To improve the hydrogenation and dehydrogenation dynamics of NdMg₁₂-type alloy, we replaced part of Mg with Ni in the samples and used the ball milling method to prepare NdMg₁₁Ni + x wt.% Ni (x = 100, 200) samples. The influences of milling duration and Ni content on the electrochemical and gaseous dynamics of the samples were studied in detail. Dehydrogenation activation energies of samples were calculated by using Kissinger and Arrhenius methods. The conclusions show that the dynamic properties of samples are significantly enhanced with the increase in Ni content. With the change of the milling duration, the gaseous hydrogenation rate and high rate discharging capability reach the maximal values. However, the dehydrogenation dynamics of sample alloys are always enhanced with the prolonging of milling duration. More concretely, prolonging milling duration from 5 to 60 h improves the dehydrogenation ratio of NdMg₁₁Ni + 100 wt.% Ni alloy from 58.03% to 64.81% and that of NdMg₁₁Ni + 200 wt.% Ni alloy from 62.20% to 71.59%. Besides, the enhancement of gaseous hydrogen storage dynamics of the samples is believed to be the result of the declined dehydrogenation activation energy resulted from the increase in milling duration and Ni content.
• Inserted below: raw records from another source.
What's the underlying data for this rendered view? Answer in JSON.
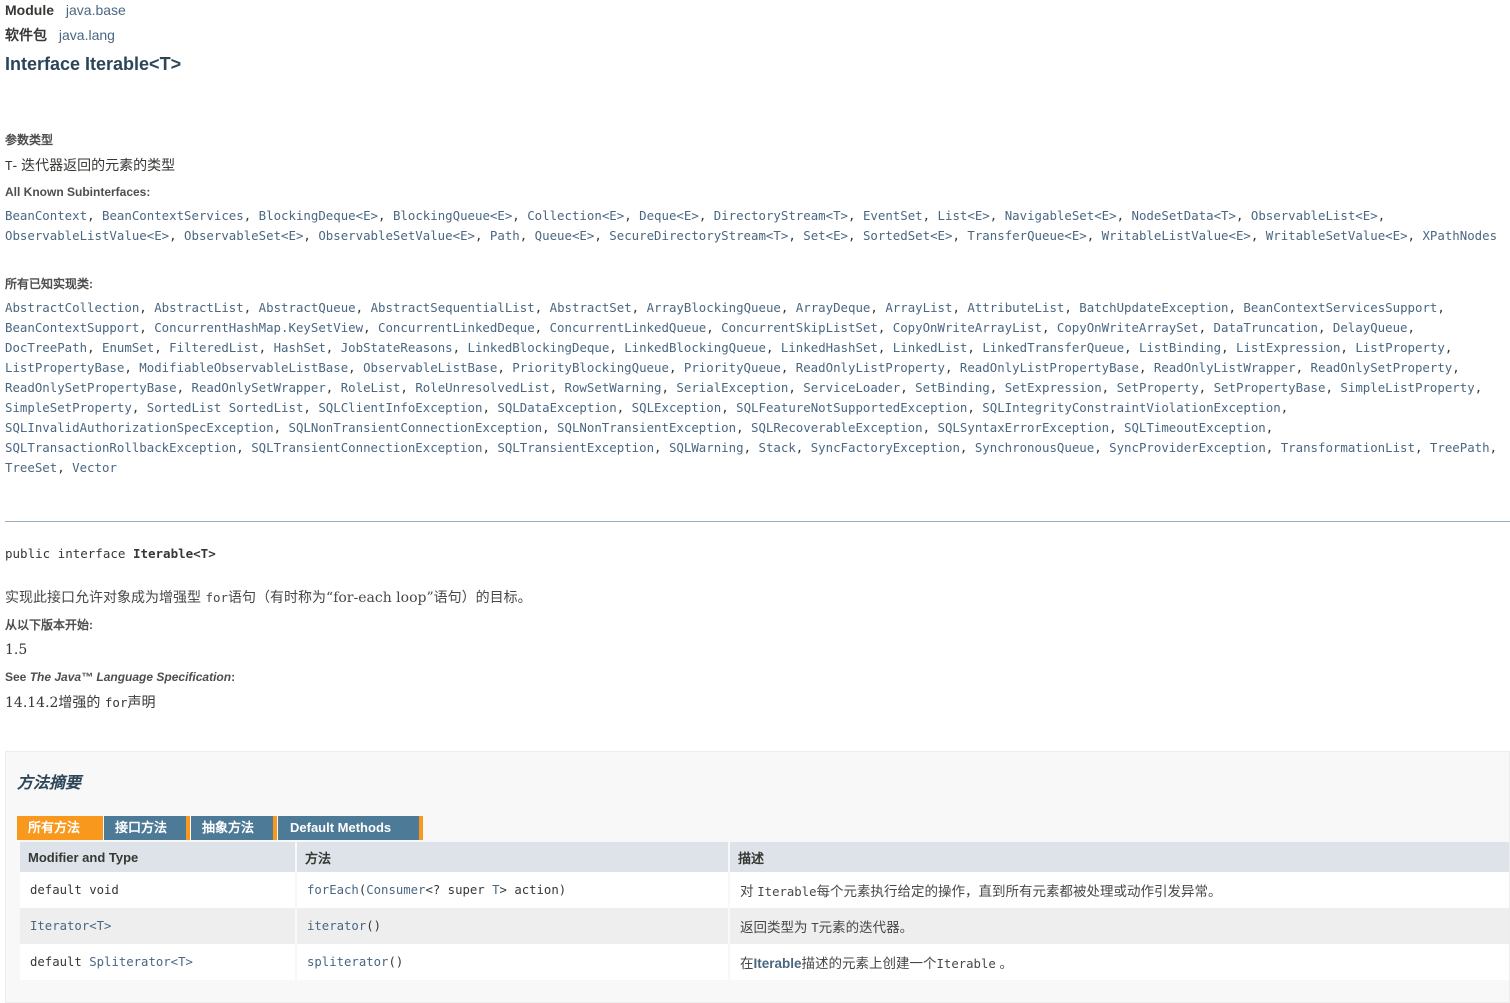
{
  "header": {
    "module_label": "Module",
    "module_value": "java.base",
    "package_label": "软件包",
    "package_value": "java.lang",
    "title": "Interface Iterable<T>"
  },
  "type_params": {
    "heading": "参数类型",
    "param_name": "T",
    "param_desc": "- 迭代器返回的元素的类型"
  },
  "subinterfaces": {
    "heading": "All Known Subinterfaces:",
    "items": [
      "BeanContext",
      "BeanContextServices",
      "BlockingDeque<E>",
      "BlockingQueue<E>",
      "Collection<E>",
      "Deque<E>",
      "DirectoryStream<T>",
      "EventSet",
      "List<E>",
      "NavigableSet<E>",
      "NodeSetData<T>",
      "ObservableList<E>",
      "ObservableListValue<E>",
      "ObservableSet<E>",
      "ObservableSetValue<E>",
      "Path",
      "Queue<E>",
      "SecureDirectoryStream<T>",
      "Set<E>",
      "SortedSet<E>",
      "TransferQueue<E>",
      "WritableListValue<E>",
      "WritableSetValue<E>",
      "XPathNodes"
    ]
  },
  "implementing": {
    "heading": "所有已知实现类:",
    "items": [
      "AbstractCollection",
      "AbstractList",
      "AbstractQueue",
      "AbstractSequentialList",
      "AbstractSet",
      "ArrayBlockingQueue",
      "ArrayDeque",
      "ArrayList",
      "AttributeList",
      "BatchUpdateException",
      "BeanContextServicesSupport",
      "BeanContextSupport",
      "ConcurrentHashMap.KeySetView",
      "ConcurrentLinkedDeque",
      "ConcurrentLinkedQueue",
      "ConcurrentSkipListSet",
      "CopyOnWriteArrayList",
      "CopyOnWriteArraySet",
      "DataTruncation",
      "DelayQueue",
      "DocTreePath",
      "EnumSet",
      "FilteredList",
      "HashSet",
      "JobStateReasons",
      "LinkedBlockingDeque",
      "LinkedBlockingQueue",
      "LinkedHashSet",
      "LinkedList",
      "LinkedTransferQueue",
      "ListBinding",
      "ListExpression",
      "ListProperty",
      "ListPropertyBase",
      "ModifiableObservableListBase",
      "ObservableListBase",
      "PriorityBlockingQueue",
      "PriorityQueue",
      "ReadOnlyListProperty",
      "ReadOnlyListPropertyBase",
      "ReadOnlyListWrapper",
      "ReadOnlySetProperty",
      "ReadOnlySetPropertyBase",
      "ReadOnlySetWrapper",
      "RoleList",
      "RoleUnresolvedList",
      "RowSetWarning",
      "SerialException",
      "ServiceLoader",
      "SetBinding",
      "SetExpression",
      "SetProperty",
      "SetPropertyBase",
      "SimpleListProperty",
      "SimpleSetProperty",
      "SortedList SortedList",
      "SQLClientInfoException",
      "SQLDataException",
      "SQLException",
      "SQLFeatureNotSupportedException",
      "SQLIntegrityConstraintViolationException",
      "SQLInvalidAuthorizationSpecException",
      "SQLNonTransientConnectionException",
      "SQLNonTransientException",
      "SQLRecoverableException",
      "SQLSyntaxErrorException",
      "SQLTimeoutException",
      "SQLTransactionRollbackException",
      "SQLTransientConnectionException",
      "SQLTransientException",
      "SQLWarning",
      "Stack",
      "SyncFactoryException",
      "SynchronousQueue",
      "SyncProviderException",
      "TransformationList",
      "TreePath",
      "TreeSet",
      "Vector"
    ]
  },
  "signature": {
    "prefix": "public interface ",
    "name": "Iterable<T>"
  },
  "description": {
    "pre": "实现此接口允许对象成为增强型 ",
    "code": "for",
    "post": "语句（有时称为“for-each loop”语句）的目标。"
  },
  "since": {
    "heading": "从以下版本开始:",
    "value": "1.5"
  },
  "see": {
    "heading_prefix": "See ",
    "heading_title": "The Java™ Language Specification",
    "heading_suffix": ":",
    "link_pre": "14.14.2增强的 ",
    "link_code": "for",
    "link_post": "声明"
  },
  "summary": {
    "title": "方法摘要",
    "tabs": [
      "所有方法",
      "接口方法",
      "抽象方法",
      "Default Methods"
    ],
    "columns": [
      "Modifier and Type",
      "方法",
      "描述"
    ],
    "rows": [
      {
        "mod_plain": "default void",
        "mod_link": "",
        "method": "forEach",
        "params": "(Consumer<? super T> action)",
        "params_link": "Consumer",
        "desc_pre": "对 ",
        "desc_code": "Iterable",
        "desc_post": "每个元素执行给定的操作，直到所有元素都被处理或动作引发异常。"
      },
      {
        "mod_plain": "",
        "mod_link": "Iterator<T>",
        "method": "iterator",
        "params": "()",
        "params_link": "",
        "desc_pre": "返回类型为 ",
        "desc_code": "T",
        "desc_post": "元素的迭代器。"
      },
      {
        "mod_plain": "default ",
        "mod_link": "Spliterator<T>",
        "method": "spliterator",
        "params": "()",
        "params_link": "",
        "desc_pre": "在",
        "desc_code": "Iterable",
        "desc_post": "描述的元素上创建一个Iterable 。"
      }
    ]
  },
  "colors": {
    "link": "#4A6782",
    "tab_active": "#F8981D",
    "tab_inactive": "#4D7A97",
    "table_header": "#dee3e9"
  }
}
为了改善NdMg ₁₂型合金的加氢和脱氢动力学，我们用样品中的Ni代替了部分Mg，并采用球磨法制备了NdMg ₁₁ Ni +  x wt。％Ni（x = 100，200）个样本。详细研究了研磨时间和镍含量对样品电化学和气体动力学的影响。采用基辛格和阿伦尼乌斯方法计算了样品的脱氢活化能。结论表明，随着Ni含量的增加，样品的动态性能显着增强。随着研磨时间的变化，气态氢化率和高倍率排放能力达到最大值。然而，随着铣削时间的延长，样品合金的脱氢动力学总是会增强。更具体地，将铣削持续时间从5小时延长到60小时将NdMg ₁₁ Ni + 100 wt％Ni合金的脱氢率从58.03％提高到64.81％，将NdMg ₁₁的脱氢率提高Ni + 200 wt。％Ni合金，含量从62.20％降至71.59％。此外，样品气态储氢动力学的增强被认为是由于研磨时间和镍含量的增加而导致脱氢活化能下降的结果。